Mendener Grüne setzen Kampagne gegen Atomstrom fort

Menden..  Zwischen den Jahrestagen der Atomkatastrophen von Fukushima und Tschernobyl fahren die Grünen in Menden eine Anti-Atomkraft-Kampagne. Was am 11. März mit dem Info-Stand zu Fukushima vorm Alten Rathaus begann, soll am kommenden Freitag mit einem „Politischen Themenabend“ zu den Themen Atommüll und Regenerative Energien fortgesetzt werden– mit prominenten Gästen: Jochen Stay, einer der führenden Köpfe der Organisation „Ausgestrahlt“, und Klimaschutz-Preisträger Georg Engelmann wollen am 24. April ab 19 Uhr im Naturschutzzentrum Arche Noah mit möglichst vielen Gästen diskutieren.

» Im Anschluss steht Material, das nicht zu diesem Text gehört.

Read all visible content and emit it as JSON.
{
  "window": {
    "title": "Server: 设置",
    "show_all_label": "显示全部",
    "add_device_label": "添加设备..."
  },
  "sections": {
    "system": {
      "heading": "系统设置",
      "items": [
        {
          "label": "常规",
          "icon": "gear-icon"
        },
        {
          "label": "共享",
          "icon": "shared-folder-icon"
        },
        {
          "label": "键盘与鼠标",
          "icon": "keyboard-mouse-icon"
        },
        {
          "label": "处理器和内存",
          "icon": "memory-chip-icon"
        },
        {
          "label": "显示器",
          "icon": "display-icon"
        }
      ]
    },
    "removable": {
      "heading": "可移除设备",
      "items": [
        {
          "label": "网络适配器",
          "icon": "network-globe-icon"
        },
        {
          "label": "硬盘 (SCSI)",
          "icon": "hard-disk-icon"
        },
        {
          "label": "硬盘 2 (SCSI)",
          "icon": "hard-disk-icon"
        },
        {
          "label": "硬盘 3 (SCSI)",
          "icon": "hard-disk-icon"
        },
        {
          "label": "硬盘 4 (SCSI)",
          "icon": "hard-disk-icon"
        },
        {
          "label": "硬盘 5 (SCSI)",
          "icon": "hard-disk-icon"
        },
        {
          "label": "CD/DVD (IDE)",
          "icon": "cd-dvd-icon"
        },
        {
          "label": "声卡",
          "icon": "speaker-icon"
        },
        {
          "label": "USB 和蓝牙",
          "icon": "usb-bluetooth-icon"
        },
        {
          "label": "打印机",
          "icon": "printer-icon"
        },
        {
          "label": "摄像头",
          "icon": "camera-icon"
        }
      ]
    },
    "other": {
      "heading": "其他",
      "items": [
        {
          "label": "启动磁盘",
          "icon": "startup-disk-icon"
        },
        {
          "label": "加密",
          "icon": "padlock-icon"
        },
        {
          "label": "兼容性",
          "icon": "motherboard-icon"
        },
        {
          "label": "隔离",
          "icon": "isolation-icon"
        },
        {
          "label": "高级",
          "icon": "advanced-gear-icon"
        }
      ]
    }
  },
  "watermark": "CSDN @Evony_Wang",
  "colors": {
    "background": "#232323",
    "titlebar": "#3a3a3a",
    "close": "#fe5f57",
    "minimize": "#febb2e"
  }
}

„Auch Menden in GAU-Gefahrenzone“

Dabeisein soll auch der Verein „Renergie Ruhr-Hellweg“, der Bürgern mit Rat und Tat hilft, wenn sie Photovoltaik-Anlagen anschaffen wollen. Am 26. April, dem Tschernobyl-Jahrestag, sind ein Kinofilm und der Ratsantrag geplant, Menden zur atomstromfreien Stadt zu machen.

Angelos Papadopoulos, Vorsitzender der Mendener Grünen, und die Vorstandsmitglieder Ingrid Ketzscher und Holger Hartnig, Kreissprecher der Grünen Jugend, stellten die Kampagne jetzt der WP vor. „Das Thema Atomstrom hat sehr wohl mit Menden zu tun, auch wenn wir kein Atomstandort sind“, sagt Papadopoulos. Denn auch Menden liege, wie schon vor Monaten berichtet, in der unmittelbaren Gefahrenzone der Kernkraftwerke Grohnde, Lingen und Tihange. „Obwohl bei einem GAU (Größter Anzunehmender Unfall, die Red.) auch der Märkische Kreis radioaktiv kontaminiert werden könne, gebe es hier keine Vorkehrungen, fasst Ingrid Ketzscher die Ergebnisse der damaligen Recherche zusammen. So sei ein Ernstfall nie geprobt worden, spezielle Schulungen von Rettungskräften im Umgang mit Strahlenopfern gebe es ebenfalls nicht.

Die Grünen hofften, dass nun auch die Bevölkerung ein Zeichen setzen und auf Atomstrom verzichten will: „Wenn niemand Atomstrom kauft, wird er bald nicht mehr produziert“, sagt Holger Hartnig.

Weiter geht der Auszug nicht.